I'm a little late to the discussion of everything, buuuut...
Wordle: I've played it a couple of times, but that's about it. The "Look how well I did!" stuff is clever promotion, but if I'm going to boast about something, I'd rather boast about my willingness to waste time turning it into an utter farce:
Reading: I used to spend more time reading than I have been for the past few years. I'd always have a current library card, and I'd spend a few hours (at least) on weekends at the library, reading and looking for interesting books to check out.
In recent years, though, I've shifted more to buying used books from thrift shops, Book-Off, and library sales, and reading those. During the past two years, it's all pretty much been Amazon and Ebay, but it's still the same thing: looking for interesting used books at a bargain price. There is still no substitute, however, for a well-funded system of public libraries.
I read mostly non-fiction (see spoiler below), and most of that is history, or history-related stuff. A few years ago, I got interested in the
Cambridge History of China, which runs to 17 physical volumes (one of which hasn't been published yet), and around 12,000 pages of actual text. I started to buy volumes on Amazon and Ebay when I could find them at a reasonable price (which isn't always easy), and at this point, I've read a little over half of it (mostly in sequence). It's a mixture of narrative history and topical history/analysis, so it ranges from quite dry to not dry at all - a lot of the narrative history basically reads like a Game of Thrones / Foundation mashup (seiously, nothing can beat the Empress Wu!), and even the topical/analysis stuff is generally quite interesting.
I go through phases where I read a lot of fiction, and phases where I consciously avoid it. By itself, that's OK, but those "phases" can last for years, and at this point, I don't even consider my reasons for avoiding fiction to be sane or valid.
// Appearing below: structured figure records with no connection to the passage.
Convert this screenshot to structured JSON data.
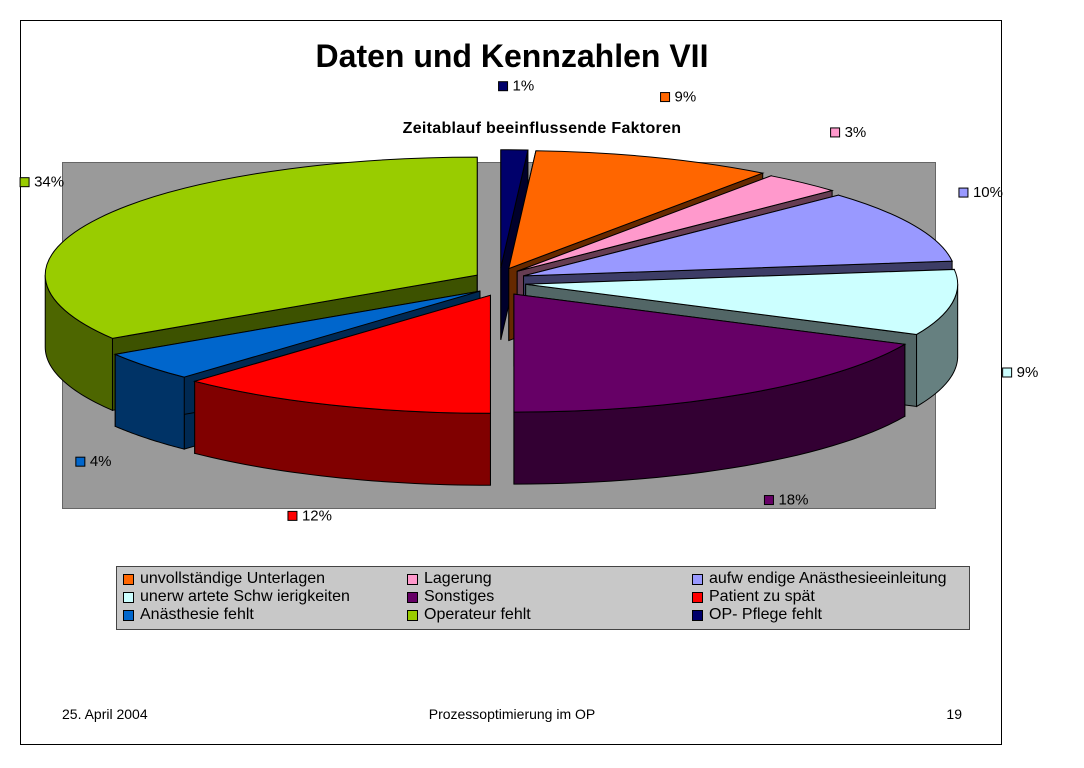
{
  "slide": {
    "title": "Daten und Kennzahlen VII",
    "footer": {
      "date": "25. April 2004",
      "center": "Prozessoptimierung im OP",
      "page": "19"
    }
  },
  "chart_data": {
    "type": "pie",
    "title": "Zeitablauf beeinflussende Faktoren",
    "style": "3d-exploded",
    "legend_position": "bottom",
    "slices": [
      {
        "label": "OP- Pflege fehlt",
        "value": 1,
        "value_label": "1%",
        "color": "#00006b"
      },
      {
        "label": "unvollständige Unterlagen",
        "value": 9,
        "value_label": "9%",
        "color": "#ff6600"
      },
      {
        "label": "Lagerung",
        "value": 3,
        "value_label": "3%",
        "color": "#ff99cc"
      },
      {
        "label": "aufw endige Anästhesieeinleitung",
        "value": 10,
        "value_label": "10%",
        "color": "#9999ff"
      },
      {
        "label": "unerw artete Schw ierigkeiten",
        "value": 9,
        "value_label": "9%",
        "color": "#ccffff"
      },
      {
        "label": "Sonstiges",
        "value": 18,
        "value_label": "18%",
        "color": "#660066"
      },
      {
        "label": "Patient zu spät",
        "value": 12,
        "value_label": "12%",
        "color": "#ff0000"
      },
      {
        "label": "Anästhesie fehlt",
        "value": 4,
        "value_label": "4%",
        "color": "#0066cc"
      },
      {
        "label": "Operateur fehlt",
        "value": 34,
        "value_label": "34%",
        "color": "#99cc00"
      }
    ],
    "legend": [
      {
        "label": "unvollständige Unterlagen",
        "color": "#ff6600"
      },
      {
        "label": "Lagerung",
        "color": "#ff99cc"
      },
      {
        "label": "aufw endige Anästhesieeinleitung",
        "color": "#9999ff"
      },
      {
        "label": "unerw artete Schw ierigkeiten",
        "color": "#ccffff"
      },
      {
        "label": "Sonstiges",
        "color": "#660066"
      },
      {
        "label": "Patient zu spät",
        "color": "#ff0000"
      },
      {
        "label": "Anästhesie fehlt",
        "color": "#0066cc"
      },
      {
        "label": "Operateur fehlt",
        "color": "#99cc00"
      },
      {
        "label": "OP- Pflege fehlt",
        "color": "#00006b"
      }
    ]
  }
}
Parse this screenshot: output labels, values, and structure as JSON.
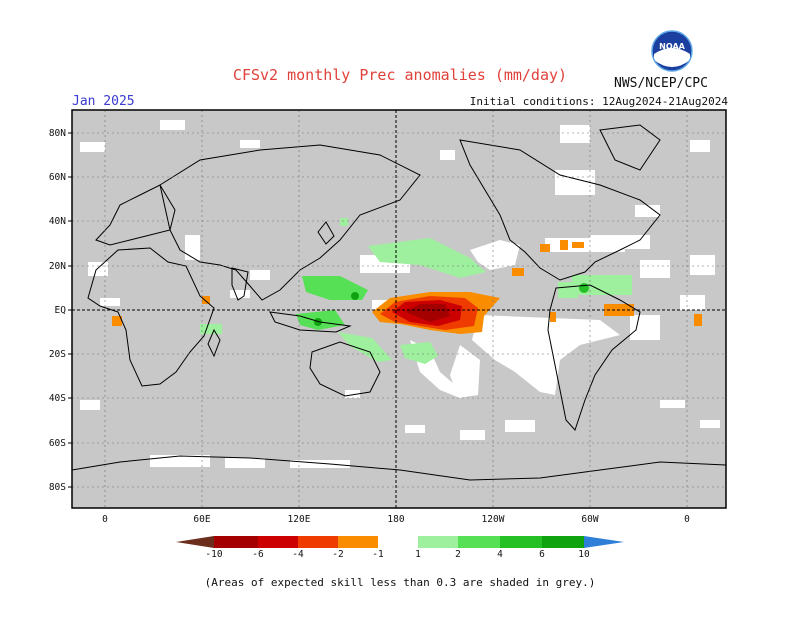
{
  "header": {
    "title": "CFSv2 monthly Prec anomalies (mm/day)",
    "month": "Jan 2025",
    "initial_conditions": "Initial conditions: 12Aug2024-21Aug2024",
    "agency": "NWS/NCEP/CPC",
    "logo_text": "NOAA"
  },
  "map": {
    "lat_labels": [
      "80N",
      "60N",
      "40N",
      "20N",
      "EQ",
      "20S",
      "40S",
      "60S",
      "80S"
    ],
    "lon_labels": [
      "0",
      "60E",
      "120E",
      "180",
      "120W",
      "60W",
      "0"
    ],
    "colors": {
      "ocean": "#c8c8c8",
      "coast": "#000000",
      "grid": "#6f6f6f"
    }
  },
  "legend": {
    "tick_labels": [
      "-10",
      "-6",
      "-4",
      "-2",
      "-1",
      "1",
      "2",
      "4",
      "6",
      "10"
    ],
    "colors": [
      "#6b2e1c",
      "#a40000",
      "#cc0000",
      "#ef3b00",
      "#fa8c00",
      "#ffa500",
      "#ffffff",
      "#9ef09e",
      "#55e055",
      "#25c025",
      "#0fa30f",
      "#0a820a",
      "#2f7fd9"
    ]
  },
  "footnote": "(Areas of expected skill less than 0.3 are shaded in grey.)"
}
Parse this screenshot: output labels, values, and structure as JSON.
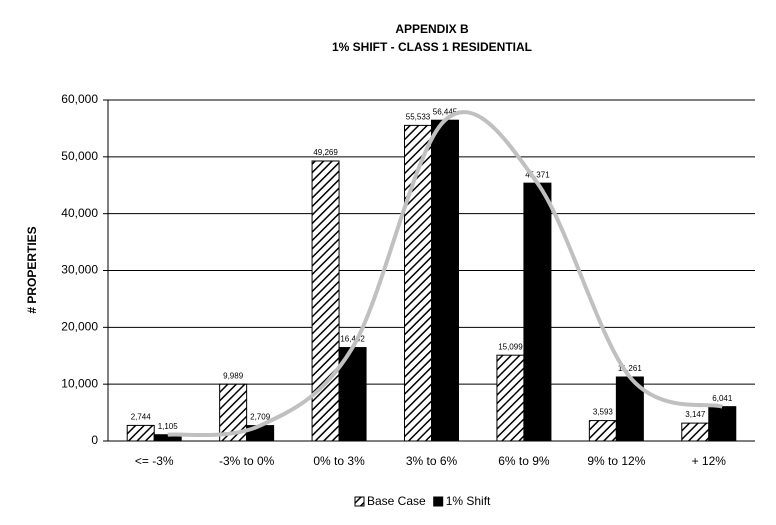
{
  "chart_data": {
    "type": "bar",
    "title": "APPENDIX B",
    "subtitle": "1% SHIFT - CLASS 1 RESIDENTIAL",
    "y_label": "# PROPERTIES",
    "categories": [
      "<= -3%",
      "-3% to  0%",
      "0% to  3%",
      "3% to 6%",
      "6% to 9%",
      "9% to 12%",
      "+ 12%"
    ],
    "series": [
      {
        "name": "Base Case",
        "color": "#000000",
        "pattern": "hatch",
        "values": [
          2744,
          9989,
          49269,
          55533,
          15099,
          3593,
          3147
        ],
        "value_labels": [
          "2,744",
          "9,989",
          "49,269",
          "55,533",
          "15,099",
          "3,593",
          "3,147"
        ]
      },
      {
        "name": "1% Shift",
        "color": "#000000",
        "values": [
          1105,
          2709,
          16442,
          56445,
          45371,
          11261,
          6041
        ],
        "value_labels": [
          "1,105",
          "2,709",
          "16,442",
          "56,445",
          "45,371",
          "11,261",
          "6,041"
        ]
      }
    ],
    "trend_color": "#c0c0c0",
    "ylim": [
      0,
      60000
    ],
    "yticks": [
      {
        "value": 0,
        "label": "0"
      },
      {
        "value": 10000,
        "label": "10,000"
      },
      {
        "value": 20000,
        "label": "20,000"
      },
      {
        "value": 30000,
        "label": "30,000"
      },
      {
        "value": 40000,
        "label": "40,000"
      },
      {
        "value": 50000,
        "label": "50,000"
      },
      {
        "value": 60000,
        "label": "60,000"
      }
    ],
    "grid": true,
    "legend": "bottom"
  }
}
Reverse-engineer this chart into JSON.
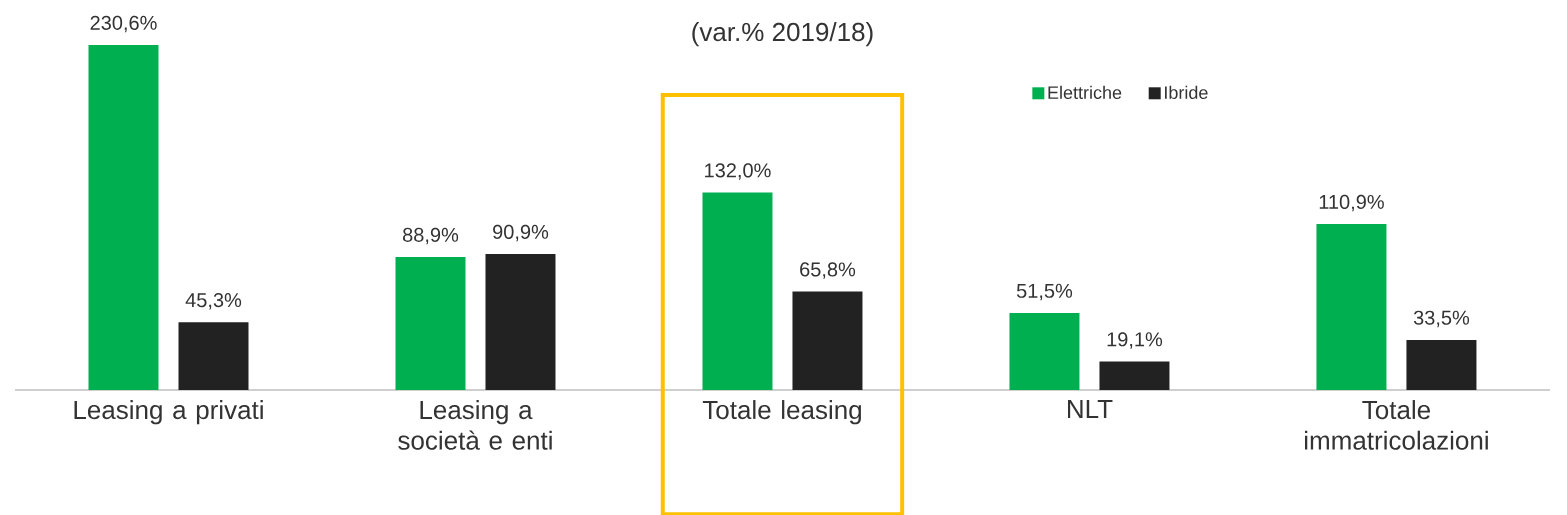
{
  "chart_data": {
    "type": "bar",
    "title": "(var.% 2019/18)",
    "categories": [
      "Leasing a privati",
      "Leasing a società e enti",
      "Totale leasing",
      "NLT",
      "Totale immatricolazioni"
    ],
    "series": [
      {
        "name": "Elettriche",
        "color": "#00b050",
        "values": [
          230.6,
          88.9,
          132.0,
          51.5,
          110.9
        ],
        "value_labels": [
          "230,6%",
          "88,9%",
          "132,0%",
          "51,5%",
          "110,9%"
        ]
      },
      {
        "name": "Ibride",
        "color": "#222222",
        "values": [
          45.3,
          90.9,
          65.8,
          19.1,
          33.5
        ],
        "value_labels": [
          "45,3%",
          "90,9%",
          "65,8%",
          "19,1%",
          "33,5%"
        ]
      }
    ],
    "legend": "top right"
  }
}
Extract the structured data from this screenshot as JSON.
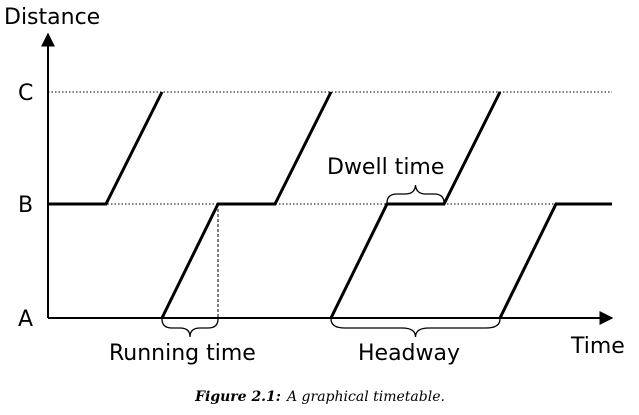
{
  "axes": {
    "y_label": "Distance",
    "x_label": "Time",
    "stations": [
      "A",
      "B",
      "C"
    ]
  },
  "annotations": {
    "dwell_time": "Dwell time",
    "running_time": "Running time",
    "headway": "Headway"
  },
  "caption": {
    "label": "Figure 2.1:",
    "text": "A graphical timetable."
  }
}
Basically, when I was about Junior High School age, I was a social disaster and had a rotten time. I read a lot (fiction and non-fiction, mostly very adult-oriented stuff), and I was very aware of fiction as a means of both escape and of having a vicarious social life. I was afraid that if I continued to read fiction, I would fall into the trap of accepting vicarious living and wish-fulfillment fantasies as a substitute for a real social life, and that if that happened, I never would break out of my isolation - so I decided that I would read only non-fiction until I did have a decent social life. I was being utterly dogmatic and unreasonable, of course (and I kind of knew it), but maybe that's what I needed to do. I did stick with that decision off and on for the next few years.
In any event, by the time I was about 17, I'd gotten pretty good at establishing social connections, and no longer felt isolated. I was able to read more fiction, but I was still somewhat cautious about it (I read most Marvel comics, for example, but I absolutely rejected Spiderman as a really, really obvious social-reject wish-fulfillment fantasy). After that, it depended on how connected/disconnected I felt - when I felt connected, I read more fiction, and when I was struggling to connect socially, I read considerably less fiction.
But my original reason for not reading fiction was basically so that I would be forced to focus my attention and emotional energy on developing the
ability to make social connections, and I had
that figured out by the time I got thrown out of high school. After that, it was mostly a matter of circumstances and effort - whether I let myself slip into isolation or put in a little bit of extra effort to find/develop a social world.
Somewhere along the line, though, I just started telling myself that I'd get back to fiction later - after I felt a little more stable in my social life and general relationship with the world, or just when I could feel certain that I wasn't cheating myself out of life. So it became something that I put off in part because it was an unresolved
moral issue (if that makes any sense, which I doubt). And now - it's like refusing to read fiction is a bad habit that I need to break, but breaking the habit itself requires a certain amount of emotional energy and attention. As I say,
not sane and
not valid.
If madness made us strong, we would all be invincible.